Lock Waits/sec	Number of lock requests per second that could not be satisfied immediately and required the caller to wait.
Number of Deadlocks/sec	Number of lock requests per second that resulted in a deadlock.

Table 17-4. Counters for the SQLServer:Memory Manager object.

Counter	Description
Connection Memory (KB)	Total amount of dynamic memory the server is using for maintaining connections.
Lock Memory (KB)	Total amount of dynamic memory the server is using for locks.
Maximum Workspace Memory (KB)	Maximum amount of memory available for executing processes such as hash, sort, bulk copy, and index creation operations.
Memory Grants Outstanding	Total number of processes per second that have successfully acquired a workspace memory grant.
Memory Grants Pending	Total number of processes per second waiting for a workspace memory grant.
Optimizer Memory (KB)	Total amount of dynamic memory the server is using for query optimization.
SQL Cache Memory (KB)	Total amount of dynamic memory the server is using for the dynamic SQL cache.
Target Server Memory (KB)	Total amount of dynamic memory the server is willing to consume.
Total Server Memory (KB)	Total amount (in kilobytes) of dynamic memory that the server is currently using.

Table 17-5. Counters for the SQLServer:SQL Statistics object.

Counter	Description
Auto-Param Attempts/sec	Number of autoparameterization attempts per second.

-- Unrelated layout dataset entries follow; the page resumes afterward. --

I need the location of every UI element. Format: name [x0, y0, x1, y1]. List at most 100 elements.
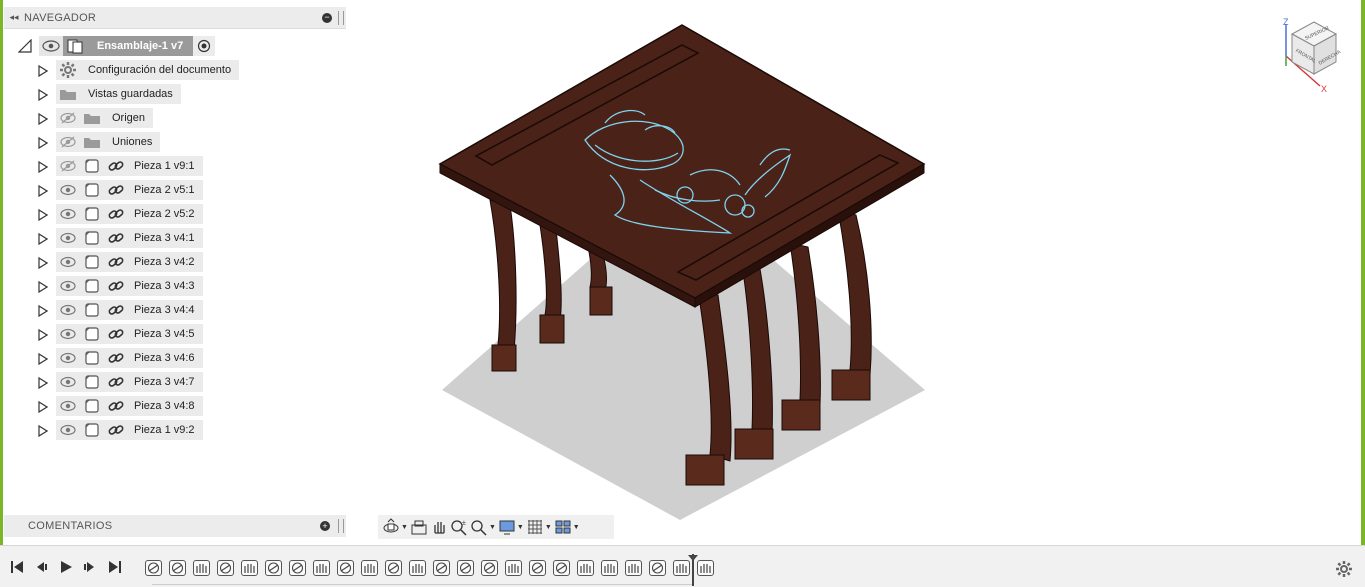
- step-back-button[interactable]: [32, 558, 50, 576]
- timeline-rigid-joint-icon[interactable]: [313, 560, 330, 576]
- tree-row[interactable]: Pieza 3 v4:5: [38, 323, 338, 345]
- eye-icon[interactable]: [56, 372, 80, 392]
- timeline-rigid-joint-icon[interactable]: [673, 560, 690, 576]
- eye-hidden-icon[interactable]: [56, 156, 80, 176]
- tree-item[interactable]: Pieza 3 v4:6: [56, 348, 203, 368]
- eye-icon[interactable]: [56, 276, 80, 296]
- expand-triangle-icon[interactable]: [38, 208, 49, 226]
- eye-icon[interactable]: [56, 228, 80, 248]
- timeline-joint-icon[interactable]: [649, 560, 666, 576]
- zoom-icon[interactable]: ±: [450, 517, 468, 537]
- eye-icon[interactable]: [56, 348, 80, 368]
- timeline-rigid-joint-icon[interactable]: [577, 560, 594, 576]
- tree-item[interactable]: Pieza 2 v5:2: [56, 204, 203, 224]
- timeline-rigid-joint-icon[interactable]: [625, 560, 642, 576]
- timeline-rigid-joint-icon[interactable]: [241, 560, 258, 576]
- expand-triangle-icon[interactable]: [38, 328, 49, 346]
- tree-item[interactable]: Pieza 2 v5:1: [56, 180, 203, 200]
- eye-hidden-icon[interactable]: [56, 132, 80, 152]
- expand-triangle-icon[interactable]: [38, 88, 49, 106]
- timeline-joint-icon[interactable]: [457, 560, 474, 576]
- tree-row[interactable]: Configuración del documento: [38, 59, 338, 81]
- tree-row[interactable]: Pieza 3 v4:4: [38, 299, 338, 321]
- expanded-triangle-icon[interactable]: [18, 39, 32, 53]
- tree-row[interactable]: Pieza 2 v5:2: [38, 203, 338, 225]
- eye-icon[interactable]: [56, 204, 80, 224]
- timeline-rigid-joint-icon[interactable]: [505, 560, 522, 576]
- go-to-end-button[interactable]: [106, 558, 124, 576]
- tree-row[interactable]: Pieza 3 v4:7: [38, 371, 338, 393]
- tree-row[interactable]: Pieza 1 v9:2: [38, 419, 338, 441]
- tree-item[interactable]: Pieza 1 v9:2: [56, 420, 203, 440]
- timeline-joint-icon[interactable]: [433, 560, 450, 576]
- tree-row[interactable]: Pieza 3 v4:2: [38, 251, 338, 273]
- timeline-settings-icon[interactable]: [1335, 560, 1353, 583]
- tree-root-row[interactable]: Ensamblaje-1 v7: [18, 35, 338, 57]
- timeline-marker[interactable]: [692, 554, 694, 586]
- expand-triangle-icon[interactable]: [38, 64, 49, 82]
- fit-icon[interactable]: ▼: [470, 517, 496, 537]
- tree-item[interactable]: Origen: [56, 108, 154, 128]
- tree-item[interactable]: Pieza 3 v4:1: [56, 228, 203, 248]
- panel-grip-icon[interactable]: [338, 10, 344, 25]
- tree-root-item[interactable]: Ensamblaje-1 v7: [39, 36, 216, 56]
- expand-triangle-icon[interactable]: [38, 232, 49, 250]
- tree-item[interactable]: Configuración del documento: [56, 60, 240, 80]
- display-icon[interactable]: ▼: [498, 517, 524, 537]
- timeline-joint-icon[interactable]: [481, 560, 498, 576]
- eye-hidden-icon[interactable]: [56, 108, 80, 128]
- look-at-icon[interactable]: [410, 517, 428, 537]
- expand-triangle-icon[interactable]: [38, 184, 49, 202]
- eye-icon[interactable]: [56, 420, 80, 440]
- tree-row[interactable]: Pieza 1 v9:1: [38, 155, 338, 177]
- tree-item[interactable]: Pieza 3 v4:4: [56, 300, 203, 320]
- tree-row[interactable]: Pieza 3 v4:8: [38, 395, 338, 417]
- timeline-joint-icon[interactable]: [529, 560, 546, 576]
- tree-row[interactable]: Vistas guardadas: [38, 83, 338, 105]
- tree-row[interactable]: Pieza 3 v4:3: [38, 275, 338, 297]
- eye-icon[interactable]: [56, 180, 80, 200]
- eye-icon[interactable]: [56, 396, 80, 416]
- expand-triangle-icon[interactable]: [38, 280, 49, 298]
- pan-icon[interactable]: [430, 517, 448, 537]
- tree-item[interactable]: Pieza 3 v4:5: [56, 324, 203, 344]
- tree-row[interactable]: Pieza 2 v5:1: [38, 179, 338, 201]
- root-component-chip[interactable]: Ensamblaje-1 v7: [63, 36, 194, 56]
- expand-triangle-icon[interactable]: [38, 304, 49, 322]
- expand-triangle-icon[interactable]: [38, 400, 49, 418]
- timeline-joint-icon[interactable]: [337, 560, 354, 576]
- activate-radio-icon[interactable]: [193, 36, 216, 56]
- tree-row[interactable]: Origen: [38, 107, 338, 129]
- eye-icon[interactable]: [39, 36, 63, 56]
- timeline-joint-icon[interactable]: [217, 560, 234, 576]
- play-button[interactable]: [57, 558, 75, 576]
- tree-item[interactable]: Pieza 3 v4:8: [56, 396, 203, 416]
- expand-triangle-icon[interactable]: [38, 112, 49, 130]
- grid-icon[interactable]: ▼: [526, 517, 552, 537]
- timeline-joint-icon[interactable]: [289, 560, 306, 576]
- timeline-joint-icon[interactable]: [553, 560, 570, 576]
- viewports-icon[interactable]: ▼: [554, 517, 580, 537]
- add-comment-button[interactable]: +: [320, 521, 330, 531]
- tree-item[interactable]: Pieza 3 v4:7: [56, 372, 203, 392]
- expand-triangle-icon[interactable]: [38, 376, 49, 394]
- expand-triangle-icon[interactable]: [38, 160, 49, 178]
- navigator-options-button[interactable]: −: [322, 12, 332, 23]
- expand-triangle-icon[interactable]: [38, 136, 49, 154]
- expand-triangle-icon[interactable]: [38, 424, 49, 442]
- tree-item[interactable]: Pieza 1 v9:1: [56, 156, 203, 176]
- timeline-joint-icon[interactable]: [265, 560, 282, 576]
- tree-item[interactable]: Vistas guardadas: [56, 84, 181, 104]
- timeline-joint-icon[interactable]: [385, 560, 402, 576]
- collapse-panel-icon[interactable]: ◂◂: [4, 12, 24, 23]
- timeline-joint-icon[interactable]: [145, 560, 162, 576]
- tree-item[interactable]: Pieza 3 v4:3: [56, 276, 203, 296]
- tree-row[interactable]: Uniones: [38, 131, 338, 153]
- viewcube[interactable]: Z X SUPERIOR FRONTAL DERECHA: [1276, 16, 1348, 94]
- expand-triangle-icon[interactable]: [38, 352, 49, 370]
- tree-item[interactable]: Uniones: [56, 132, 161, 152]
- tree-row[interactable]: Pieza 3 v4:1: [38, 227, 338, 249]
- go-to-start-button[interactable]: [8, 558, 26, 576]
- timeline-rigid-joint-icon[interactable]: [193, 560, 210, 576]
- timeline-rigid-joint-icon[interactable]: [361, 560, 378, 576]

Total should be the sum of the failed, safe, and unsafe autoparameterizations. Autoparameterization occurs when SQL Server attempts to reuse a cached plan for a previously executed query that is similar to, but not exactly the same as, the current query.
Batch Requests/sec	Number of Transact-SQL command batches received per second.
Failed Auto-Params/sec	Number of failed autoparameterization attempts per second. This should be small.
Safe Auto-Params/sec	Number of safe autoparameterization attempts per second.
SQL Compilations/sec	Number of SQL compilations per second. Indicates the number of times the compile code path is entered. Includes compiles due to recompiles. Once SQL Server user activity is stable, this value should reach a steady state.
Unsafe Auto-Params/sec	Number of unsafe autoparameterization attempts per second. The table has characteristics that prevent the cached plan from being shared. These are designated as unsafe. The fewer of these that occur the better.

Other Performance Monitoring Considerations

Any time you monitor performance, you also slightly alter performance simply because of the overhead cost of monitoring. It can be helpful to run System Monitor on a separate machine from SQL Server to reduce that overhead. The SQL Server-specific counters are obtained by querying SQL Server, so they use connections to SQL Server. (System Monitor always uses Windows Authentication to connect to the SQL Server.) It is best to monitor only the counters you are interested in.